The Pioneering Years were characterised by innovation by individuals or small groups of scholars, using simple technologies. There was rapid growth from, obviously, a small base: in 1993, it is estimated that 20 open access journals published 247 articles; by 2000, 741 journals are estimated to have published 35,519 articles. Many of these early journals did not survive.
The Innovation Years coincided with the wholesale movement of journal content to electronic delivery. In terms of OA they were characterised by burgeoning advocacy of OA and the development of economic models for Gold OA, notably article processing costs (APCs). BioMed Central and PLoS demonstrated the viability and high quality of Gold OA. There was significant growth of both titles and articles: by 2005, 2,837 journals published 90,720 articles, an increase of 155 percent on 2000.

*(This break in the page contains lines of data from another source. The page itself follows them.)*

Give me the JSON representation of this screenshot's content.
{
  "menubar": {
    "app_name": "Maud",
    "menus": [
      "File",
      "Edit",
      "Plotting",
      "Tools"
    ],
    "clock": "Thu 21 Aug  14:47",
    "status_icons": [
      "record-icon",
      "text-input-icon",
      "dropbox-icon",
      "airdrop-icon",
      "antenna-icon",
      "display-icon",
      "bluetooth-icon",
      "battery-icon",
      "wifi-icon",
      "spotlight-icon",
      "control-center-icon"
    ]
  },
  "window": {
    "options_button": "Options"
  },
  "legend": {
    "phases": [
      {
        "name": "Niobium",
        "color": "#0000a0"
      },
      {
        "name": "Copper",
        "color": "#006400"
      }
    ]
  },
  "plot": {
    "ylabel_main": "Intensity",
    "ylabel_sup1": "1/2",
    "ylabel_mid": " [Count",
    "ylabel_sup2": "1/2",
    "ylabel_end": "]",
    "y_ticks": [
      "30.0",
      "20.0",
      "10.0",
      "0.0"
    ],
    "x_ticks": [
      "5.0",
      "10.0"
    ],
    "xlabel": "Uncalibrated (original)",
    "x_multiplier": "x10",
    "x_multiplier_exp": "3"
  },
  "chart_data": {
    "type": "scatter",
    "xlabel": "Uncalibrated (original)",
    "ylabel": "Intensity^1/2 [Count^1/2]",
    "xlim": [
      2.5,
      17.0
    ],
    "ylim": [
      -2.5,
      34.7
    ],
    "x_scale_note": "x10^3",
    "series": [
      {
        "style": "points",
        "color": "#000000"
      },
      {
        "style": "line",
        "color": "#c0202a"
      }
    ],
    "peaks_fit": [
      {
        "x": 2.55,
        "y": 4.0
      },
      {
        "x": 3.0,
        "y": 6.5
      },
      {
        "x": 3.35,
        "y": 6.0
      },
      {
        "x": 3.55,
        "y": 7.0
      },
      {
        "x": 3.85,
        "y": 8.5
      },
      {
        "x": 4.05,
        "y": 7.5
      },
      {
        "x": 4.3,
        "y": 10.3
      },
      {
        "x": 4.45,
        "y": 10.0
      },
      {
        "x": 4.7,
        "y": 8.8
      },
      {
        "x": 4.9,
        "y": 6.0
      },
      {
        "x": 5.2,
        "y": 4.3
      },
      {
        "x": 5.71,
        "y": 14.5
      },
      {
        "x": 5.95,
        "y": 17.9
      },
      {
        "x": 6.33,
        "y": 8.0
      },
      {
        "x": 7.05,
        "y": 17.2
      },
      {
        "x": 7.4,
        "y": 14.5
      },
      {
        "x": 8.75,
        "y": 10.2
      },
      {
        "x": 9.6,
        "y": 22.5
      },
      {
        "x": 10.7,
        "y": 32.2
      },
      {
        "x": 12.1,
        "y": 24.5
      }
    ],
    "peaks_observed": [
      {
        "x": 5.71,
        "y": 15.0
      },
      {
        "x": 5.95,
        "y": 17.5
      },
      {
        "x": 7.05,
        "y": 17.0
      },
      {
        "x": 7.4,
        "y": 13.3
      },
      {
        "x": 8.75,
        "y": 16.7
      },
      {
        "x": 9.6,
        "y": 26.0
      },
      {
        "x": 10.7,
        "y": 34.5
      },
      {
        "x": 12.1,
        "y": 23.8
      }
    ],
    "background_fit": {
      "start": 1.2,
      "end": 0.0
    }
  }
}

The Consolidation Years saw the growth of infrastructure to support OA, such as Open Source publishing software, the DOAJ, Creative Commons licences. Discovery was enhanced and enabled by Google and Google Scholar. Growth was not as spectacular, but still very strong: in 2009 4,767 journals published 191,851 articles, an increase of 111 percent on 2005. One might add that the Consolidation Years also saw the adoption by funders of policies on deposit and public availability of the results of the research they fund. The first was the Wellcome Trust, followed by the National Institutes of Health and many others.
In August 2017 the Directory of Open Access Journals (DOAJ—https://doaj.org/), "an online directory that indexes and provides access to high quality, open access, peer-reviewed journals" recorded 9,822 Gold OA journals from 123 different countries, comprising 2,568,248 articles. There has therefore been a doubling in the number of OA journals in the eight years since 2009. The Jisc survey already mentioned shows a rise in the number of APCs paid by 10 UK universities from 800 in 2013 to about 2800 in 2016, a rise of 250 percent.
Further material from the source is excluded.